This article reviews notable AI research papers published in Week 2 of 2025 (25W02), covering world modeling, video generation, multimodal reasoning, and efficient architectures.

World Modeling/Video Generation: EnerVerse introduces energy-based world models for physically plausible video prediction, enabling simulation of complex dynamics without explicit physics engines. Cosmos presents a large-scale world foundation model trained on diverse video data for general-purpose spatiotemporal prediction, demonstrating emergent understanding of physical causality and object permanence.

Multimodal Reasoning: STAR (Spatial-Temporal Reasoning) proposes compositional reasoning over video by decomposing questions into spatial and temporal sub-problems, improving performance on complex video QA requiring multi-step inference. LLaVA-Mini achieves efficiency through aggressive visual token compression — reducing visual tokens by 90% while maintaining competitive performance via selective attention to task-relevant visual regions.
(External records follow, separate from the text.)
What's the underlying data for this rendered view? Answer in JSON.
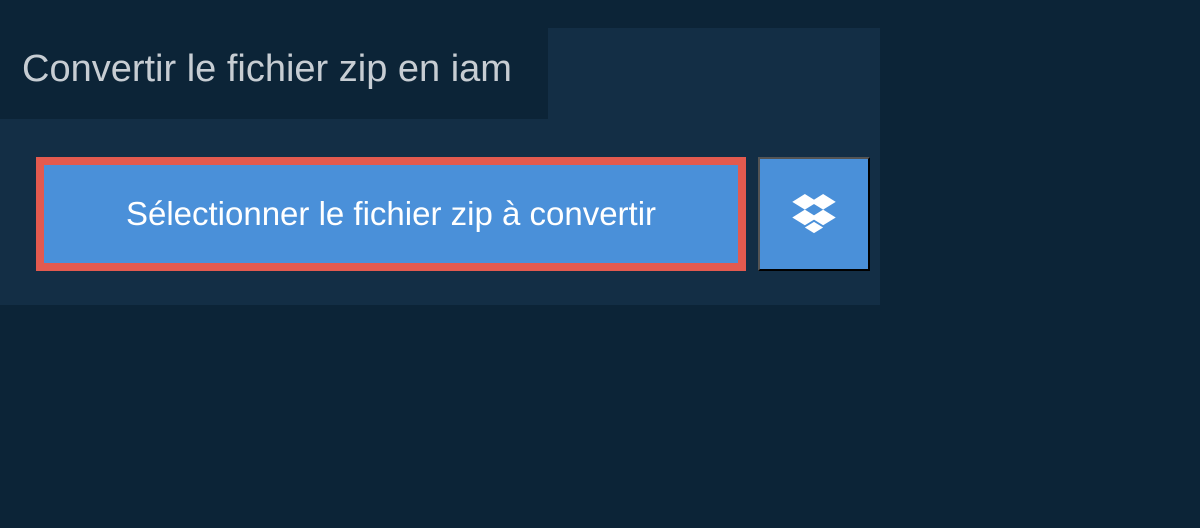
{
  "header": {
    "title": "Convertir le fichier zip en iam"
  },
  "buttons": {
    "select_label": "Sélectionner le fichier zip à convertir"
  },
  "colors": {
    "background_outer": "#0c2437",
    "background_inner": "#132e45",
    "button_bg": "#4a90d9",
    "button_border_highlight": "#e35a4f",
    "text_light": "#c7cdd3"
  }
}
Efficient Architectures: Papers explore hybrid architectures combining Mamba state-space models with attention mechanisms for linear-complexity sequence modeling, achieving competitive performance on language tasks at fraction of computational cost. Additional contributions include: improved data curation pipelines for instruction tuning; robustness evaluation frameworks measuring model consistency under paraphrasing and adversarial perturbations; and multilingual alignment techniques improving cross-lingual transfer while preserving monolingual capabilities.